Pelepasan delapan gerbong kereta tersebut dilakukan langsung oleh Wakil Gubernur Jawa Tengah Taj Yasin Maimoen (Gus Yasin) pada Selasa (17/3) malam, dengan rute pantura dari Jakarta hingga Semarang.
"Alhamdulillah, hari ini kita purna dalam memberangkatkan mudik," ujarnya dalam keterangan tertulis, Selasa (17/3/2026).
Ia menyebut para peserta mudik berasal dari berbagai daerah di Jawa Tengah, seperti Pekalongan, Brebes, Tegal, Kendal, Semarang, hingga Pati. Menurutnya, program ini bukan sekadar fasilitas transportasi, tetapi juga menjadi kesempatan bagi para perantau untuk berkumpul kembali dengan keluarga, termasuk pemudik disabilitas yang turut difasilitasi.
Di stasiun tujuan, Pemprov Jateng juga menyiapkan tim medis guna mengantisipasi kebutuhan kesehatan pemudik setelah perjalanan panjang. Gus Yasin turut mengingatkan pemudik untuk memastikan kondisi rumah tetap aman serta menjaga kesehatan selama perjalanan di bulan Ramadan.
Salah satu peserta, Uyung Lestari (40) yang merupakan seorang pekerja swasta asal Pati, mengaku baru pertama kali mengikuti program mudik gratis bersama keluarga. Ia menilai program ini sangat membantu dari sisi biaya.
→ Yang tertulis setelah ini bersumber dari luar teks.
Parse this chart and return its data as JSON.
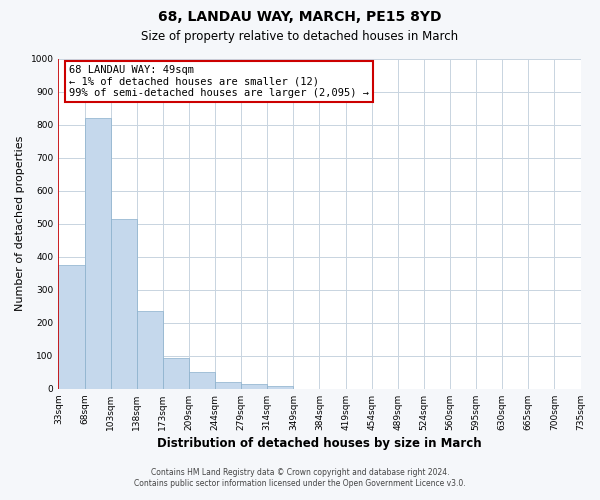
{
  "title": "68, LANDAU WAY, MARCH, PE15 8YD",
  "subtitle": "Size of property relative to detached houses in March",
  "xlabel": "Distribution of detached houses by size in March",
  "ylabel": "Number of detached properties",
  "bar_values": [
    375,
    820,
    515,
    235,
    93,
    52,
    20,
    15,
    8,
    0,
    0,
    0,
    0,
    0,
    0,
    0,
    0,
    0,
    0,
    0
  ],
  "x_labels": [
    "33sqm",
    "68sqm",
    "103sqm",
    "138sqm",
    "173sqm",
    "209sqm",
    "244sqm",
    "279sqm",
    "314sqm",
    "349sqm",
    "384sqm",
    "419sqm",
    "454sqm",
    "489sqm",
    "524sqm",
    "560sqm",
    "595sqm",
    "630sqm",
    "665sqm",
    "700sqm",
    "735sqm"
  ],
  "bar_color": "#c5d8ec",
  "bar_edge_color": "#8ab0cc",
  "ylim": [
    0,
    1000
  ],
  "red_line_x": 0,
  "annotation_text": "68 LANDAU WAY: 49sqm\n← 1% of detached houses are smaller (12)\n99% of semi-detached houses are larger (2,095) →",
  "annotation_box_color": "#ffffff",
  "annotation_box_edge": "#cc0000",
  "footer_line1": "Contains HM Land Registry data © Crown copyright and database right 2024.",
  "footer_line2": "Contains public sector information licensed under the Open Government Licence v3.0.",
  "bg_color": "#f5f7fa",
  "plot_bg_color": "#ffffff",
  "grid_color": "#c8d4e0"
}
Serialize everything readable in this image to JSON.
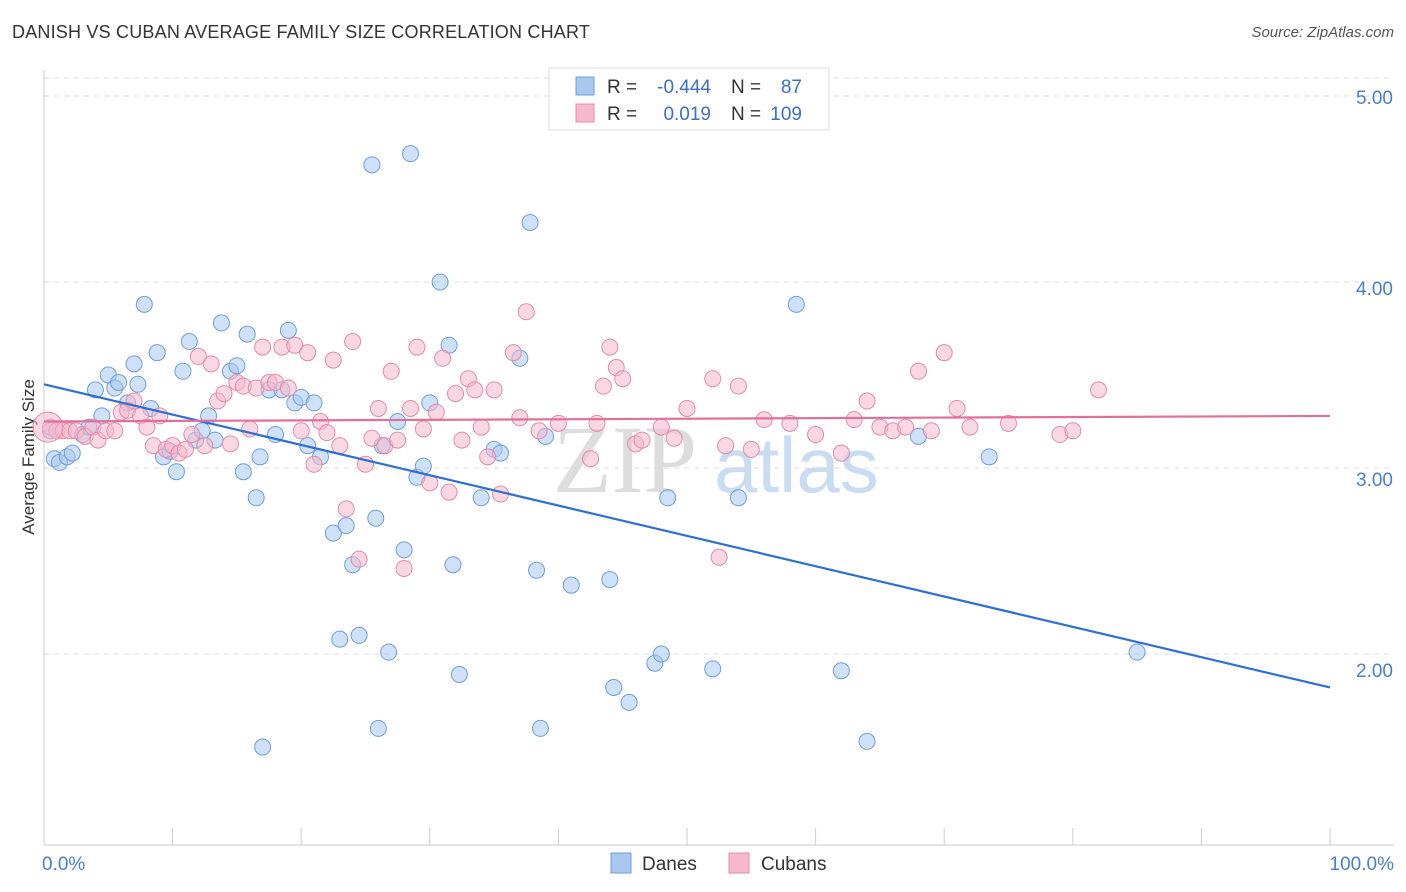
{
  "header": {
    "title": "DANISH VS CUBAN AVERAGE FAMILY SIZE CORRELATION CHART",
    "source": "Source: ZipAtlas.com"
  },
  "watermark": {
    "zip": "ZIP",
    "atlas": "atlas"
  },
  "stats_legend": {
    "rows": [
      {
        "r_label": "R =",
        "r_value": "-0.444",
        "n_label": "N =",
        "n_value": "87",
        "color": "#a8c8f0"
      },
      {
        "r_label": "R =",
        "r_value": "0.019",
        "n_label": "N =",
        "n_value": "109",
        "color": "#f5b8cc"
      }
    ]
  },
  "bottom_legend": {
    "items": [
      {
        "label": "Danes",
        "color": "#a8c8f0"
      },
      {
        "label": "Cubans",
        "color": "#f5b8cc"
      }
    ]
  },
  "chart_data": {
    "type": "scatter",
    "title": "DANISH VS CUBAN AVERAGE FAMILY SIZE CORRELATION CHART",
    "xlabel": "",
    "ylabel": "Average Family Size",
    "xlim": [
      0,
      100
    ],
    "ylim": [
      1.0,
      5.1
    ],
    "x_tick_labels": [
      "0.0%",
      "100.0%"
    ],
    "y_ticks": [
      2.0,
      3.0,
      4.0,
      5.0
    ],
    "y_tick_labels": [
      "2.00",
      "3.00",
      "4.00",
      "5.00"
    ],
    "grid": true,
    "legend_position": "top-center",
    "series": [
      {
        "name": "Danes",
        "color": "#a8c8f0",
        "stroke": "#6e9fdc",
        "trend": {
          "x": [
            0,
            100
          ],
          "y": [
            3.45,
            1.82
          ],
          "color": "#2f6fd0"
        },
        "points": [
          [
            0.5,
            3.2
          ],
          [
            0.8,
            3.05
          ],
          [
            1.2,
            3.03
          ],
          [
            1.8,
            3.06
          ],
          [
            2.2,
            3.08
          ],
          [
            3.0,
            3.18
          ],
          [
            3.5,
            3.22
          ],
          [
            4.0,
            3.42
          ],
          [
            4.5,
            3.28
          ],
          [
            5.0,
            3.5
          ],
          [
            5.5,
            3.43
          ],
          [
            5.8,
            3.46
          ],
          [
            6.5,
            3.35
          ],
          [
            7.0,
            3.56
          ],
          [
            7.3,
            3.45
          ],
          [
            7.8,
            3.88
          ],
          [
            8.3,
            3.32
          ],
          [
            8.8,
            3.62
          ],
          [
            9.3,
            3.06
          ],
          [
            9.8,
            3.09
          ],
          [
            10.3,
            2.98
          ],
          [
            10.8,
            3.52
          ],
          [
            11.3,
            3.68
          ],
          [
            11.8,
            3.15
          ],
          [
            12.3,
            3.2
          ],
          [
            12.8,
            3.28
          ],
          [
            13.3,
            3.15
          ],
          [
            13.8,
            3.78
          ],
          [
            14.5,
            3.52
          ],
          [
            15.0,
            3.55
          ],
          [
            15.5,
            2.98
          ],
          [
            15.8,
            3.72
          ],
          [
            16.5,
            2.84
          ],
          [
            16.8,
            3.06
          ],
          [
            17.5,
            3.42
          ],
          [
            18.0,
            3.18
          ],
          [
            18.5,
            3.42
          ],
          [
            19.0,
            3.74
          ],
          [
            19.5,
            3.35
          ],
          [
            20.0,
            3.38
          ],
          [
            20.5,
            3.12
          ],
          [
            21.0,
            3.35
          ],
          [
            21.5,
            3.06
          ],
          [
            22.5,
            2.65
          ],
          [
            23.0,
            2.08
          ],
          [
            23.5,
            2.69
          ],
          [
            24.0,
            2.48
          ],
          [
            24.5,
            2.1
          ],
          [
            25.5,
            4.63
          ],
          [
            25.8,
            2.73
          ],
          [
            26.3,
            3.12
          ],
          [
            26.8,
            2.01
          ],
          [
            27.5,
            3.25
          ],
          [
            28.0,
            2.56
          ],
          [
            28.5,
            4.69
          ],
          [
            29.0,
            2.95
          ],
          [
            29.5,
            3.01
          ],
          [
            30.0,
            3.35
          ],
          [
            30.8,
            4.0
          ],
          [
            31.5,
            3.66
          ],
          [
            31.8,
            2.48
          ],
          [
            32.3,
            1.89
          ],
          [
            34.0,
            2.84
          ],
          [
            35.0,
            3.1
          ],
          [
            35.5,
            3.08
          ],
          [
            37.0,
            3.59
          ],
          [
            37.8,
            4.32
          ],
          [
            38.3,
            2.45
          ],
          [
            38.6,
            1.6
          ],
          [
            39.0,
            3.17
          ],
          [
            41.0,
            2.37
          ],
          [
            44.0,
            2.4
          ],
          [
            44.3,
            1.82
          ],
          [
            45.5,
            1.74
          ],
          [
            47.5,
            1.95
          ],
          [
            48.0,
            2.0
          ],
          [
            48.5,
            2.84
          ],
          [
            52.0,
            1.92
          ],
          [
            54.0,
            2.84
          ],
          [
            58.5,
            3.88
          ],
          [
            62.0,
            1.91
          ],
          [
            64.0,
            1.53
          ],
          [
            68.0,
            3.17
          ],
          [
            73.5,
            3.06
          ],
          [
            85.0,
            2.01
          ],
          [
            26.0,
            1.6
          ],
          [
            17.0,
            1.5
          ]
        ]
      },
      {
        "name": "Cubans",
        "color": "#f5b8cc",
        "stroke": "#e58aa8",
        "trend": {
          "x": [
            0,
            100
          ],
          "y": [
            3.25,
            3.28
          ],
          "color": "#e0709a"
        },
        "points": [
          [
            0.5,
            3.22
          ],
          [
            1.0,
            3.2
          ],
          [
            1.5,
            3.2
          ],
          [
            2.0,
            3.2
          ],
          [
            2.5,
            3.2
          ],
          [
            3.2,
            3.17
          ],
          [
            3.8,
            3.22
          ],
          [
            4.2,
            3.15
          ],
          [
            4.8,
            3.2
          ],
          [
            5.5,
            3.2
          ],
          [
            6.0,
            3.3
          ],
          [
            6.5,
            3.31
          ],
          [
            7.0,
            3.36
          ],
          [
            7.5,
            3.28
          ],
          [
            8.0,
            3.22
          ],
          [
            8.5,
            3.12
          ],
          [
            9.0,
            3.28
          ],
          [
            9.5,
            3.1
          ],
          [
            10.0,
            3.12
          ],
          [
            10.5,
            3.08
          ],
          [
            11.0,
            3.1
          ],
          [
            11.5,
            3.18
          ],
          [
            12.0,
            3.6
          ],
          [
            12.5,
            3.12
          ],
          [
            13.0,
            3.56
          ],
          [
            13.5,
            3.36
          ],
          [
            14.0,
            3.4
          ],
          [
            14.5,
            3.13
          ],
          [
            15.0,
            3.46
          ],
          [
            15.5,
            3.44
          ],
          [
            16.0,
            3.21
          ],
          [
            16.5,
            3.43
          ],
          [
            17.0,
            3.65
          ],
          [
            17.5,
            3.46
          ],
          [
            18.0,
            3.46
          ],
          [
            18.5,
            3.65
          ],
          [
            19.0,
            3.43
          ],
          [
            19.5,
            3.66
          ],
          [
            20.0,
            3.2
          ],
          [
            20.5,
            3.62
          ],
          [
            21.0,
            3.02
          ],
          [
            21.5,
            3.25
          ],
          [
            22.0,
            3.19
          ],
          [
            22.5,
            3.58
          ],
          [
            23.0,
            3.12
          ],
          [
            23.5,
            2.78
          ],
          [
            24.0,
            3.68
          ],
          [
            24.5,
            2.51
          ],
          [
            25.0,
            3.02
          ],
          [
            25.5,
            3.16
          ],
          [
            26.0,
            3.32
          ],
          [
            26.5,
            3.12
          ],
          [
            27.0,
            3.52
          ],
          [
            27.5,
            3.15
          ],
          [
            28.0,
            2.46
          ],
          [
            28.5,
            3.32
          ],
          [
            29.0,
            3.65
          ],
          [
            29.5,
            3.21
          ],
          [
            30.0,
            2.92
          ],
          [
            30.5,
            3.3
          ],
          [
            31.0,
            3.59
          ],
          [
            31.5,
            2.87
          ],
          [
            32.0,
            3.4
          ],
          [
            32.5,
            3.15
          ],
          [
            33.0,
            3.48
          ],
          [
            33.5,
            3.42
          ],
          [
            34.0,
            3.22
          ],
          [
            34.5,
            3.06
          ],
          [
            35.0,
            3.42
          ],
          [
            35.5,
            2.86
          ],
          [
            36.5,
            3.62
          ],
          [
            37.0,
            3.27
          ],
          [
            37.5,
            3.84
          ],
          [
            38.5,
            3.2
          ],
          [
            42.5,
            3.05
          ],
          [
            43.0,
            3.24
          ],
          [
            43.5,
            3.44
          ],
          [
            44.0,
            3.65
          ],
          [
            44.5,
            3.54
          ],
          [
            45.0,
            3.48
          ],
          [
            46.0,
            3.13
          ],
          [
            46.5,
            3.15
          ],
          [
            48.0,
            3.22
          ],
          [
            49.0,
            3.16
          ],
          [
            50.0,
            3.32
          ],
          [
            52.0,
            3.48
          ],
          [
            53.0,
            3.12
          ],
          [
            54.0,
            3.44
          ],
          [
            55.0,
            3.1
          ],
          [
            56.0,
            3.26
          ],
          [
            58.0,
            3.24
          ],
          [
            60.0,
            3.18
          ],
          [
            62.0,
            3.08
          ],
          [
            63.0,
            3.26
          ],
          [
            64.0,
            3.36
          ],
          [
            65.0,
            3.22
          ],
          [
            66.0,
            3.2
          ],
          [
            67.0,
            3.22
          ],
          [
            68.0,
            3.52
          ],
          [
            69.0,
            3.2
          ],
          [
            70.0,
            3.62
          ],
          [
            71.0,
            3.32
          ],
          [
            72.0,
            3.22
          ],
          [
            75.0,
            3.24
          ],
          [
            79.0,
            3.18
          ],
          [
            80.0,
            3.2
          ],
          [
            82.0,
            3.42
          ],
          [
            52.5,
            2.52
          ],
          [
            40.0,
            3.24
          ]
        ]
      }
    ]
  }
}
"Kalau tidak ikut ini, bisa habis sekitar Rp500 ribu per orang. Empat orang hampir Rp2 juta. Jadi sangat membantu," ungkapnya.
Hal serupa disampaikan Asharudin (32), pekerja bengkel asal Kendal yang bekerja di Tangerang. Ia mengetahui program tersebut dari rekan kerja dan berhasil mendapatkan kuota setelah mendaftar secara online.
"Daftarnya online dan rebutan. Saya kebetulan dapat. Sangat membantu," katanya.
Ia pun berharap, ke depan kuota program mudik gratis dapat ditambah karena tingginya minat masyarakat.
Sebelumnya, Gubernur Jawa Tengah Ahmad Luthfi juga telah memberangkatkan 648 pemudik menggunakan KA Jaka Tingkir dari Stasiun Pasar Senen menuju Solo pada siang hari. Dengan keberangkatan terakhir ini, rangkaian program mudik gratis Pemprov Jawa Tengah tahun 2026 resmi berakhir.